Quelle autre récompense ce fidèle agent reçut-il de ses bons et loyaux services ? Peut-être le roi, qui, dès-lors, avait des vues sur les états des ducs de Bourgogne, ses anciens hôtes, et comptait bien, en venir à ses fins, se promit-il in petto de lui donner une Bourguignonne.

Quoi qu’il en soit, à quelques semaines de là, par un beau jour d’été, dans tout le voisinage du marchand Le Tellier, régnait un air de joie, de bonheur et de fête ; hommes, femmes, jeunes, vieux, tout ce qui avait vie était aux portes et aux fenêtres. Dieu sait le bruit que l’on faisait ! mais ce bruit n’avait rien d’hostile et de menaçant. Un cortège nombreux de parents et d’amis, parés de leurs, plus beaux habits, défilait au milieu de ces spectateurs empressés et bienveillants ; tout ce monde revenait de l’église, et le chapeau de roses que portait Alice, sa robe blanche, son bouquet virginal, montraient assez ce qu’on avait pu y faire.
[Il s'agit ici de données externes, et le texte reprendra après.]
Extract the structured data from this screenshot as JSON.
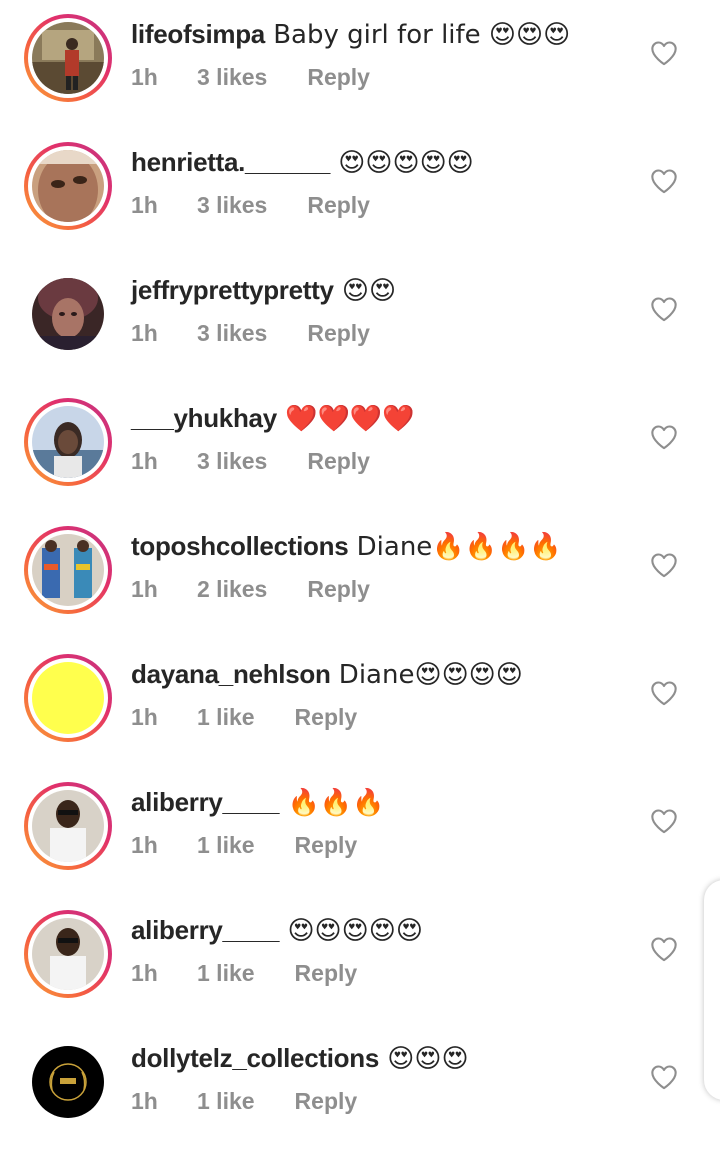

On venait d’adresser à la jeune fille la même question que quelques semaines avant ; mais cette fois elle n’avait point répondu qu’elle n’avoit aucun vouloir de se marier. C’est qu’aussi il ne s’agissait plus de Désile, mais du jeune voisin d’en face, qui, radieux et plein de joie, ne perdait pas de vue sa belle épousée, qu’il suivait de bien près, et ne paraissait guère en peine pour l’heure, je vous assure, des droits sacrés des parents et des libertés de la province. Il fallait voir dame Estiennotte marcher la tête haute, d’un air vainqueur. Il n’y avait pas jusqu’à Jehan Le Tellier, revenu depuis quelque temps du Lendit, qui ne parût un peu plus résolu qu’à l’ordinaire. Jamais noce n’avait été plus gaie ; on dansa, on rit, on chanta, on but à la santé du roi, des conseillers de ville, des échevins, et de Roger Gouël en particulier ; ne se trouva-t-il pas là un plaisant qui proposa celle du chevaucheur Désile ? On n’entendit plus parler de Louis XI ni de son protégé. On assure même que, onques depuis, l’avisé monarque ne donna de fille de Rouen en mariage à ses varlets. À qui tout cela fut-il dû ? À la charte normande, direz-vous ; au conseil de ville, à Roger Gouël qui avait si bien parlé, à la bonne heure ; mais qu’était-ce si dame Estiennotte n’eût mis tout en jeu ? Aussi le bon grand-oncle le chanoine répétait-il souvent, dans la suite, ces paroles de son bréviaire : « La femme forte est une chose rare et au-dessus de tout prix. »

C’est la moralité de cette histoire.